Funds-of-funds that are domiciled or have underlying funds in relatively secretive locations throw a further spanner into the works of those trying to push for transparency.

In its recommendation to the FCA, the working group on fees said investors should be able to ask for and – importantly – receive this data, no matter where it might be hiding and Sier, within his new company Clearglass, has created the technology to do so.

“Pension funds ask us ‘how many layers can you go down?’” Sier says. “We can ask for as many layers as they want as it is their data.”

He has lined up several large institutional clients – including some of the UK’s largest pension funds – and is in the process of digging into the underlying data on their multi-asset funds.
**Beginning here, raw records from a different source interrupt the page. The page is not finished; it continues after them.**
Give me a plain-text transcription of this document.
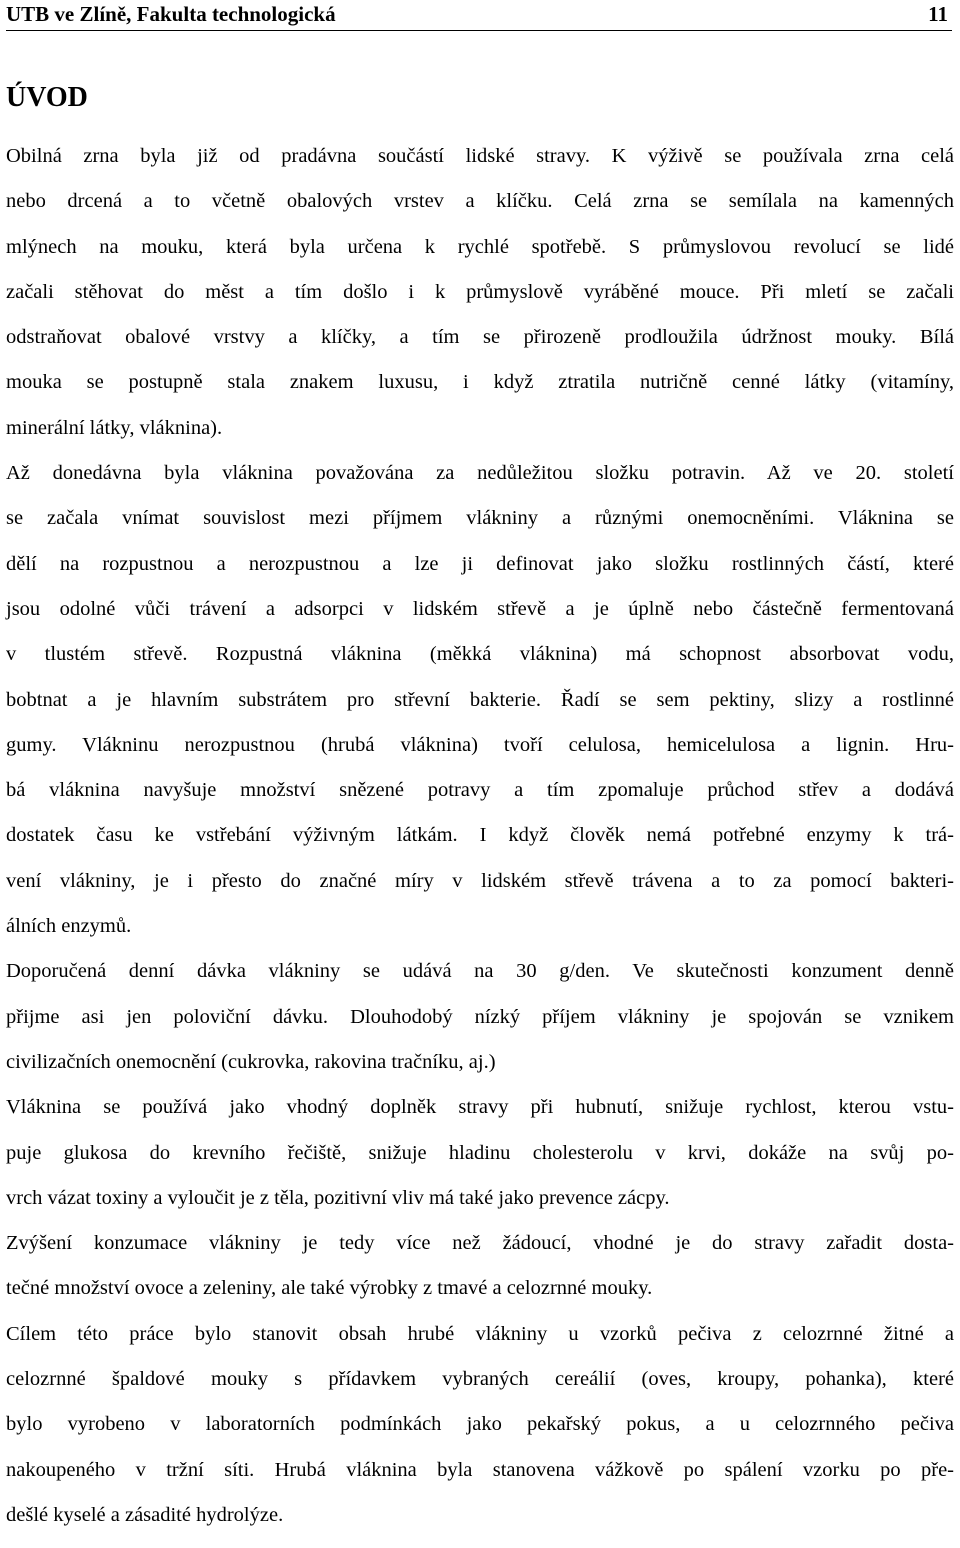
UTB ve Zlíně, Fakulta technologická	11
ÚVOD
Obilná zrna byla již od pradávna součástí lidské stravy. K výživě se používala zrna celá
nebo drcená a to včetně obalových vrstev a klíčku. Celá zrna se semílala na kamenných
mlýnech na mouku, která byla určena k rychlé spotřebě. S průmyslovou revolucí se lidé
začali stěhovat do měst a tím došlo i k průmyslově vyráběné mouce. Při mletí se začali
odstraňovat obalové vrstvy a klíčky, a tím se přirozeně prodloužila údržnost mouky. Bílá
mouka se postupně stala znakem luxusu, i když ztratila nutričně cenné látky (vitamíny,
minerální látky, vláknina).
Až donedávna byla vláknina považována za nedůležitou složku potravin. Až ve 20. století
se začala vnímat souvislost mezi příjmem vlákniny a různými onemocněními. Vláknina se
dělí na rozpustnou a nerozpustnou a lze ji definovat jako složku rostlinných částí, které
jsou odolné vůči trávení a adsorpci v lidském střevě a je úplně nebo částečně fermentovaná
v tlustém střevě. Rozpustná vláknina (měkká vláknina) má schopnost absorbovat vodu,
bobtnat a je hlavním substrátem pro střevní bakterie. Řadí se sem pektiny, slizy a rostlinné
gumy. Vlákninu nerozpustnou (hrubá vláknina) tvoří celulosa, hemicelulosa a lignin. Hru-
bá vláknina navyšuje množství snězené potravy a tím zpomaluje průchod střev a dodává
dostatek času ke vstřebání výživným látkám. I když člověk nemá potřebné enzymy k trá-
vení vlákniny, je i přesto do značné míry v lidském střevě trávena a to za pomocí bakteri-
álních enzymů.
Doporučená denní dávka vlákniny se udává na 30 g/den. Ve skutečnosti konzument denně
přijme asi jen poloviční dávku. Dlouhodobý nízký příjem vlákniny je spojován se vznikem
civilizačních onemocnění (cukrovka, rakovina tračníku, aj.)
Vláknina se používá jako vhodný doplněk stravy při hubnutí, snižuje rychlost, kterou vstu-
puje glukosa do krevního řečiště, snižuje hladinu cholesterolu v krvi, dokáže na svůj po-
vrch vázat toxiny a vyloučit je z těla, pozitivní vliv má také jako prevence zácpy.
Zvýšení konzumace vlákniny je tedy více než žádoucí, vhodné je do stravy zařadit dosta-
tečné množství ovoce a zeleniny, ale také výrobky z tmavé a celozrnné mouky.
Cílem této práce bylo stanovit obsah hrubé vlákniny u vzorků pečiva z celozrnné žitné a
celozrnné špaldové mouky s přídavkem vybraných cereálií (oves, kroupy, pohanka), které
bylo vyrobeno v laboratorních podmínkách jako pekařský pokus, a u celozrnného pečiva
nakoupeného v tržní síti. Hrubá vláknina byla stanovena vážkově po spálení vzorku po pře-
dešlé kyselé a zásadité hydrolýze.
Due to the size of the mandates run by one of these clients, he is seeking information on at least 300 funds, just for them.

Some managers are more obliging than others to provide information.

SHINE A LIGHT

The less helpful ones should ring alarm bells, Sier says.

“If you have a manager who says they are unable or unwilling to ask their underlying funds for data, you should think long and hard about whether or not you want to carry on working with them,” he adds.

Investment management is not, as the FCA considers, a commodity.

Robin Ellison, trustee

“If they cannot do it, it means they are operationally incompetent – the very essence of what a manager is, is being good at data.”

By the same token, if they, as the client of the purchased underlying funds, cannot get the data they need, why are they buying into these funds in the first place?

“How do you know they are making decisions based upon data and not just a recommendation?” Sier says.

“You want somebody who is making good, smart decisions based upon empirical evidence. If they cannot get that data when asked, it calls into question their whole process.”

Yadav says that one of the most meaningful ways a multi-asset manager can add value to the end investor is by making wider asset allocation decisions. This could, and some argue should, be clearly split out from other fees as it has a direct impact on its performance.

If they are not able to access the full span of data, it is questionable whether this value could be added by anything other than chance.

The encouraging follow-up to Sier’s story is that plenty of fund managers, if initially reluctant, have decided to embrace the opportunity to use the template he has created.

“They can finally code their systems to one standard,” Sier says. Instead of having to link into reporting software run by various consulting firms and custodians, fund managers can produce one method to report their underlying fees.

A shove from the regulator may have helped, too.

But despite signing up some large pension investor clients, Sier found hesitancy from some funds.

He says that initially some investors had been concerned that they would find something “scary” and that their consultants may demand more fees to access the necessary data. Instead, Sier’s Clearglass charges a flat, relatively low fee, per search.

“Frankly, it is also boring,” Sier says. “Choosing the asset allocation and the managers is interesting but delving through the costs is not.”

For Robin Ellison, lawyer, trustee of several schemes and former chair of the National Association of Pension Funds, echoed the views of many investors who are finding themselves with hours of extra work (and cost) thanks to additional regulation.

Ellison says he suspected there would never be perfect transparency in fees, but it was the job of consultants to keep a “gentle eye” on them.

“Knowledge of fees is sensible and may allow room for negotiation and transparency is also good. But outcomes are the key,” Ellison says. “Being careful with fees is sensible and good governance, but cheapest is not always best. Investment management is not, as the FCA considers, a commodity.”

Ellison continues to explain that the FCA’s current “mild obsession” with fees may be because it is something that can be measured unlike long-term performance, which is harder, and few have yet tackled.